Through the Looking Glass Children's Book Reviews

Undertow

Undertow

Michael Buckley
Fiction  Series
For ages 14 and up
Houghton Mifflin Harcourt, 2015   ISBN: 978-0544348257

One evening three years ago Lyric and her mother Summer were on the beach near their home in Coney Island when they heard a frightening, loud noise. Summer started to behave in a very strange manner. She became alert and watchful, and then she ran to the water and dived in. Lyric waited and waited for her mother to appear and was beginning to get frantic with worry when Summer finally came out of the water.

The next day Summer was gone when Lyric got up in the morning and Lyric’s father, who is a local police officer, went out to look for his wife. In a very no nonsense tone of voice he told Lyric to stay home and to lock the door. Lyric did neither. Instead, she went to the beach again and she was there when the Alpha arrived. The Alpha are a five nation race of warriors who live in the ocean, and thousands of them arrived on the beach at Coney Island that day.

Ever since the arrival of the Alpha, life on Coney Island has been very hard for everyone. It was an area rife with urban blight before the arrival of the merpeople, but now it is a war zone, with battles regularly breaking out between the Alpha and a group calling itself the Coney Island Nine, whose members want the Alphas to leave. Xenophobia in its ugliest form is everywhere and the police, National Guard and United Nations personnel are having a hard time keeping the peace. It does not help that the governor of the state is deeply opposed to the presence of the Alpha, and her speeches, with their poisonous vitriolic words, also serve to stoke the anger of the human residents of Coney Island.

There have been both human and Alpha losses since the Alpha arrived, and now the president has decided that part of the solution to the Alpha problem is to integrate the Alphas into human society. He feels that the best way start this process is to send the Alpha children to human schools. The integration is going to start at Lyric’s school and no one is happy about the change. Supporters of the Niners don’t want the Alphas there because they think they are monsters. People who are sympathetic to the Alphas don’t want them there because their presence is going to make life miserable for everyone.

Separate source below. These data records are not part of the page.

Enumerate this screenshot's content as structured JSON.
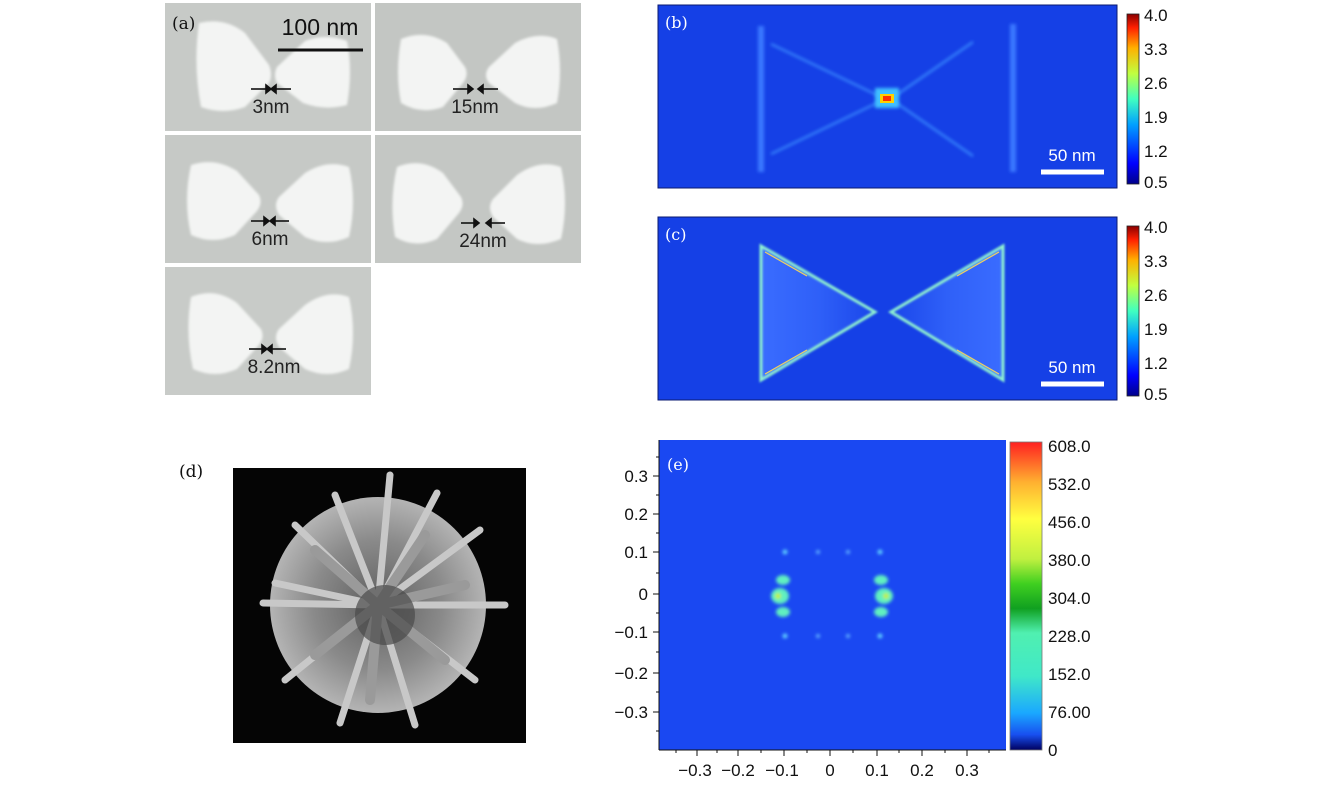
{
  "panel_a": {
    "label": "(a)",
    "scale_bar_label": "100 nm",
    "gaps": [
      "3nm",
      "15nm",
      "6nm",
      "24nm",
      "8.2nm"
    ]
  },
  "panel_b": {
    "label": "(b)",
    "scale_bar_label": "50 nm",
    "colorbar_ticks": [
      "4.0",
      "3.3",
      "2.6",
      "1.9",
      "1.2",
      "0.5"
    ]
  },
  "panel_c": {
    "label": "(c)",
    "scale_bar_label": "50 nm",
    "colorbar_ticks": [
      "4.0",
      "3.3",
      "2.6",
      "1.9",
      "1.2",
      "0.5"
    ]
  },
  "panel_d": {
    "label": "(d)"
  },
  "panel_e": {
    "label": "(e)",
    "y_ticks": [
      "0.3",
      "0.2",
      "0.1",
      "0",
      "−0.1",
      "−0.2",
      "−0.3"
    ],
    "x_ticks": [
      "−0.3",
      "−0.2",
      "−0.1",
      "0",
      "0.1",
      "0.2",
      "0.3"
    ],
    "colorbar_ticks": [
      "608.0",
      "532.0",
      "456.0",
      "380.0",
      "304.0",
      "228.0",
      "152.0",
      "76.00",
      "0"
    ]
  },
  "colors": {
    "field_background": "#1540e6",
    "sem_background": "#c9ccc9",
    "particle": "#f2f3f2"
  }
}
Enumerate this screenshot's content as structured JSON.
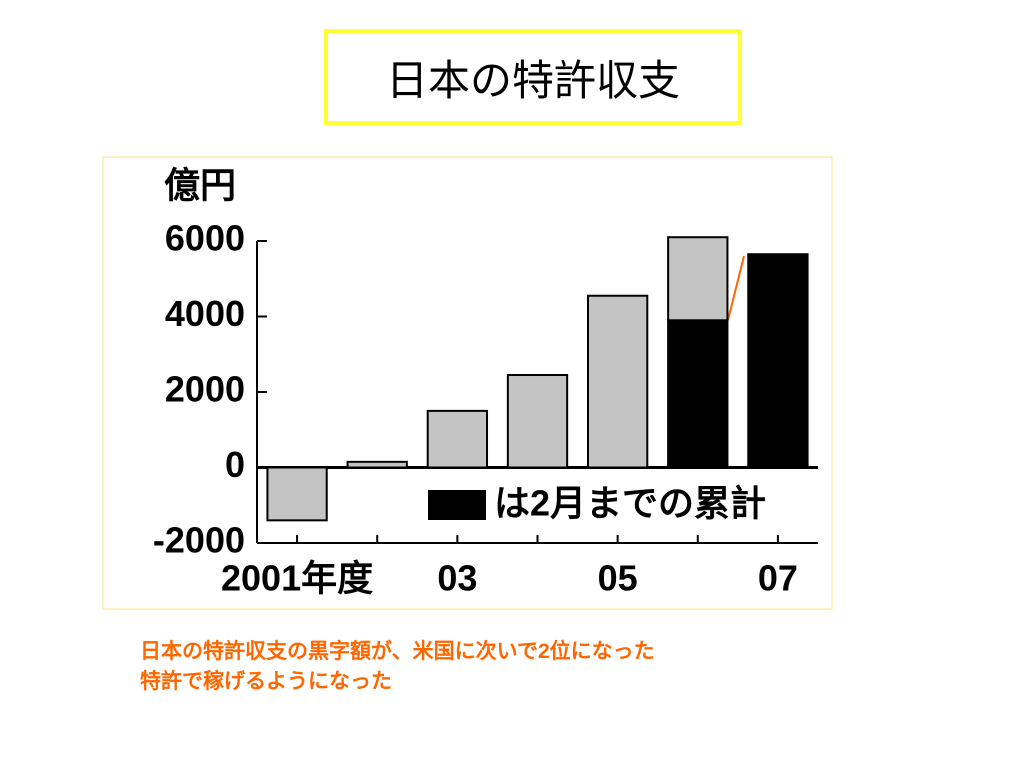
{
  "title": "日本の特許収支",
  "chart_data": {
    "type": "bar",
    "stacked": true,
    "y_label": "億円",
    "categories": [
      "2001年度",
      null,
      "03",
      null,
      "05",
      null,
      "07"
    ],
    "series": [
      {
        "name": "は2月までの累計",
        "color": "#000000",
        "values": [
          null,
          null,
          null,
          null,
          null,
          3900,
          5650
        ]
      },
      {
        "color": "#c4c4c4",
        "values": [
          -1400,
          150,
          1500,
          2450,
          4550,
          2200,
          null
        ]
      }
    ],
    "ylim": [
      -2000,
      6000
    ],
    "yticks": [
      -2000,
      0,
      2000,
      4000,
      6000
    ]
  },
  "caption": [
    "日本の特許収支の黒字額が、米国に次いで2位になった",
    "特許で稼げるようになった"
  ]
}
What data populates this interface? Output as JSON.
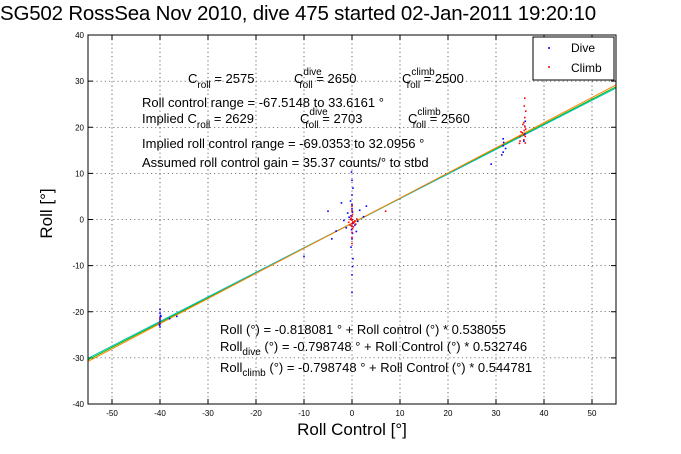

Ever since the arrival of the Alphas, fun loving, outgoing Lyric has been a different person. She used to wear clothes that made her stand out, and she used to be bubbly and sociable, the risk taker who was always willing to do something for fun. Now Lyric has to be as inconspicuous as possible because she and her family have a secret that has to stay hidden.

Many years ago Summer left her home in the ocean and she came onto the land. She is a Sirena, which is just one of the many Alpha tribes. Unlike some of the Alphas, Sirenas can look very human, which is why Summer has been able to blend in with human society for so long. Now the authorities are looking for the Alphas who came to Coney Island around the time Summer arrived. Most of them have been taken away and have not been seen since. Some of them have half human children like Lyric, and Lyric’s parents are desperate to keep their daughter safe. All she has to do is toe the line and lie low.

This should be easy to do, but then Lyric is given the job of befriending one of the Alphas who is coming to her school. Of all the people they could have chosen, they had to choose her. Lyric cannot refuse the principal’s ‘request,’ and so she and Fathom, a Alpha prince who has more than a few problems of his own, spend an hour together every day. Lyric teaches Fathom how to read and she learns something about the complicated culture of his people. There is a strict cast system within the Alpha. One would think being close to the top would be a good thing, but Fathom’s lot in life is hard. He has to fight with other Alpha on behalf of his father and his body is covered with old battle scars.

With every passing day the rift between the humans and the Alpha widens and it becomes clear that Lyric and her parents need to get out of New York and go as far away as possible. They have to flee before the authorities find out that Lyric’s mother is an Alpha. What no one knows, yet, is that the problems the residents of Coney Island are experiencing now are nothing compared to the bigger problem that is coming.

This thrilling novel will keep readers guessing from the first page to the last. One never knows what is going to happen. The suffering that Lyric and her allies experience is often painful, but at the same time it shines a light on what it is like to witness and experience extreme prejudice. Many of the characters we encounter in the story are not likeable, and some are downright hateful, which gives the book a stark and powerful realism that readers will remember long after they have finished reading the book.